Pour les « savants » de la religion incréée, le corps de la femme est donc une chimère anatomiquement compatible avec la glaise dont la mécréance, l’impiété et le ciseau de Satan font les statues que l’on rendra à la terre originelle, le moment venu. L’époque n’est pas si lointaine où, de retour de quelque séjour en Orient, nous aurions pu considérer ça comme une loufoquerie lointaine notée sur un carnet de voyage, le tout étant d’amuser la famille avec le souvenir des bizarreries observées chez ces gens vraiment pas comme les autres que sont les musulmans.

Le problème est qu’au train où vont les choses, ce sont des messieurs de cet acabit qui viendront bientôt librement enseigner (s’ils ne le font déjà) les petits français coranisés dans les futures madrasas de la République. Il n’y a là-dessus aucune illusion à se faire, la porosité mortifère de nos dirigeants encourage déjà le transit de ces sinistres guignols en France, d’un « centre culturel » à l’autre, au mépris des lois sur la mise en danger d’autrui.

Le regard amusé des voyageurs d’autrefois s’est changé, chez nous, en curiosité mâtinée d’une angoisse encore indéfinie. On a pourtant vu des images parlantes, en Angleterre, de gosses bousculés, frappés, humiliés et en fin de compte formatés par la terreur. Les bourreaux ressemblaient au charmant éducateur dont les avis vont peser de plus en plus lourd sur les âmes égyptiennes. Face à cela, nous sommes dans une France qui se refuse encore à considérer massivement que l’entrisme de cette barbarie dans ses propres murs est porteur de contrainte, de souffrance et d’un grand, très grand, malheur. Frivolité ou désir de ne pas voir l’évidence? Les deux sans doute. Il se prépare ici des réveils douloureux.
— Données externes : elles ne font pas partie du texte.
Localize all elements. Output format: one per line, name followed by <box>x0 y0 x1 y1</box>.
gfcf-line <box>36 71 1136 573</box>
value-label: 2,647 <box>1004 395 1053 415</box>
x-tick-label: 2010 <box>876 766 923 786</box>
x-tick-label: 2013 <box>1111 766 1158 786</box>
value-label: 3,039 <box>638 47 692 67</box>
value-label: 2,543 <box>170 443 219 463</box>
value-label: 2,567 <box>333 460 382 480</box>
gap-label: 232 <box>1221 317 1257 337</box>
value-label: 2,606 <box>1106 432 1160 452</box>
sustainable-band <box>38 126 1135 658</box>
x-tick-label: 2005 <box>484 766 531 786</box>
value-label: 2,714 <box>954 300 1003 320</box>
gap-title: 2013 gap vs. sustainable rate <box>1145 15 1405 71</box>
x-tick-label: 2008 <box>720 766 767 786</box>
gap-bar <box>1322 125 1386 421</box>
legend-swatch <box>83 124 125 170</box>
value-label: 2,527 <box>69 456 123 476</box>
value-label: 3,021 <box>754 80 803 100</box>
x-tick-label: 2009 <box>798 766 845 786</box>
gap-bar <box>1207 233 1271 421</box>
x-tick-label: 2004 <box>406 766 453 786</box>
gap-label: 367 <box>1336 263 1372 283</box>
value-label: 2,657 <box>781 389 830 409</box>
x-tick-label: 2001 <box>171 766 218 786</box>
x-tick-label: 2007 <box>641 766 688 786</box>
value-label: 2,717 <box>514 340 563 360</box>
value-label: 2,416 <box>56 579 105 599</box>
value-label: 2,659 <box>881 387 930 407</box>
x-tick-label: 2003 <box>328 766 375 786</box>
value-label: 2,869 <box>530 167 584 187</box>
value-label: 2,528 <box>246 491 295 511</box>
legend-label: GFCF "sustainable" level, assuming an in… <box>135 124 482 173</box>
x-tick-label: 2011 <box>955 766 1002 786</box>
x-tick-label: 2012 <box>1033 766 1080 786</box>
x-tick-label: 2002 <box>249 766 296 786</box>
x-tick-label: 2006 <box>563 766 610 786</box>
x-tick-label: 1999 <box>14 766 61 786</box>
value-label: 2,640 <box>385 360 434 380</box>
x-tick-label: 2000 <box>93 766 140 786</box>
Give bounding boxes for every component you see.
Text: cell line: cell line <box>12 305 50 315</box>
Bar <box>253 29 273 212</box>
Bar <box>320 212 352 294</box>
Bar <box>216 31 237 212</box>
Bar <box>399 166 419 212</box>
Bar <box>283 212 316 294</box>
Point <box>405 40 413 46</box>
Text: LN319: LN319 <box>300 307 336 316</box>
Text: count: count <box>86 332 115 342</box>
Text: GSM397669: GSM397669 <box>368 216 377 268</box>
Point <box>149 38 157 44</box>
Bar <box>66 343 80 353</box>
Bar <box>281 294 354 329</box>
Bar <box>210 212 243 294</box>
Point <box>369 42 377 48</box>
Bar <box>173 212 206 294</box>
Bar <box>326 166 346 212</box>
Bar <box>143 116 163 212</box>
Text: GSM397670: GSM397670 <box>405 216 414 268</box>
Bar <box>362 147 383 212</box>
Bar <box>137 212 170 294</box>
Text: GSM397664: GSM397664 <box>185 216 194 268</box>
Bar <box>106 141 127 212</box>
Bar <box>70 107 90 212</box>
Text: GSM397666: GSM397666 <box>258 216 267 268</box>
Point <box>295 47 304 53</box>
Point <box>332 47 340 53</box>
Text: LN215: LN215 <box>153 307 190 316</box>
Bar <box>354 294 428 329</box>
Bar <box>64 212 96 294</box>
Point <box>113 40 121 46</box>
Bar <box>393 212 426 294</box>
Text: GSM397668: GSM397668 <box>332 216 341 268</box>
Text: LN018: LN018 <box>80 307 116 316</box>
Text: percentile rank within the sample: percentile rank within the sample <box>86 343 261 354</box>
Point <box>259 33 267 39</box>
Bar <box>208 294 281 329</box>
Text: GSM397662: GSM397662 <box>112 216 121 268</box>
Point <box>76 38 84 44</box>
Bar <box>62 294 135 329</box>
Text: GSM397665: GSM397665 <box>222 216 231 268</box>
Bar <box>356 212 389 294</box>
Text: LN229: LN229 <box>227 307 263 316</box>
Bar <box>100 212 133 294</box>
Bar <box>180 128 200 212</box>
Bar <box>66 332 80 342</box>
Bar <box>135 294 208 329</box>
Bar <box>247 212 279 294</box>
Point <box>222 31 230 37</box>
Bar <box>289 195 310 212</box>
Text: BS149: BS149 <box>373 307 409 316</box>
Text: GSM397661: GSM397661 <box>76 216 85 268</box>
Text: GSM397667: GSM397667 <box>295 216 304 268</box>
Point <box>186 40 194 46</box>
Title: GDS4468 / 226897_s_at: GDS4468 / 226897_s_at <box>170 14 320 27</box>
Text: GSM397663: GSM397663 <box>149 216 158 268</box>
C’est que nous sommes désormais obligés, que nous le voulions ou non, de considérer ce genre de digression sur la femme comme faisant partie de notre paysage. Des inepties semblables sont proférées quotidiennement un peu partout en France, dans le secret de confréries que l’État non seulement tolère mais dont il encourage la liberté de nuire. Cet orientalisme à l’envers, qui nous renvoie, par un terrible effet déformant, des Flauberts et des Lotis passés à la moulinette hadithique, signe, dans toute sa brutalité, la fin de notre simple état de spectateurs. Et l’on nous dit, de surcroît, que nous devons devenir les citoyens de ce monde-là! Et des prédicateurs numériques bien de chez nous en rajoutent une couche en prétendant que l’acceptation de cette apocalypse même pas joyeuse nous fera culturellement du bien! Et l’on nous vend, en kit montable comme chez Ikea et comme paravent de cette monstruosité, un tout-en-un avec vis et boulons, un Islam des Lumières capable de régénérer notre vieux fond chrétien assoupi! Comment dit-on, déjà, ah oui, tromperie sur la marchandise?

Belle fin d’année. Au moment où tout s’apaise pour une petite quinzaine de jours, la noire stupidité des liberticides pointe, obstinée, intangible, son nez au faîte de nos cheminées ; aidée en prime par des complices de tous calibres acharnés à démolir ce qui reste de notre contrat social. C’est cadeau, pour Noël, et nous serions encore susceptibles d’accepter ça sans même soulever une paupière? Français, réveillez-vous, merde, quoi!

Et puisque nous parvenons au temps des présents joliment disposés au pied du sapin, offrons ensemble à Monsieur Cheikh Abu Ishaq al-Huwainia, prédicateur du pire, messager des tempêtes et porteur de désastres, le suaire couleur de nuit qui cachera une fois pour toutes son visage au regard des croyants. Et des autres.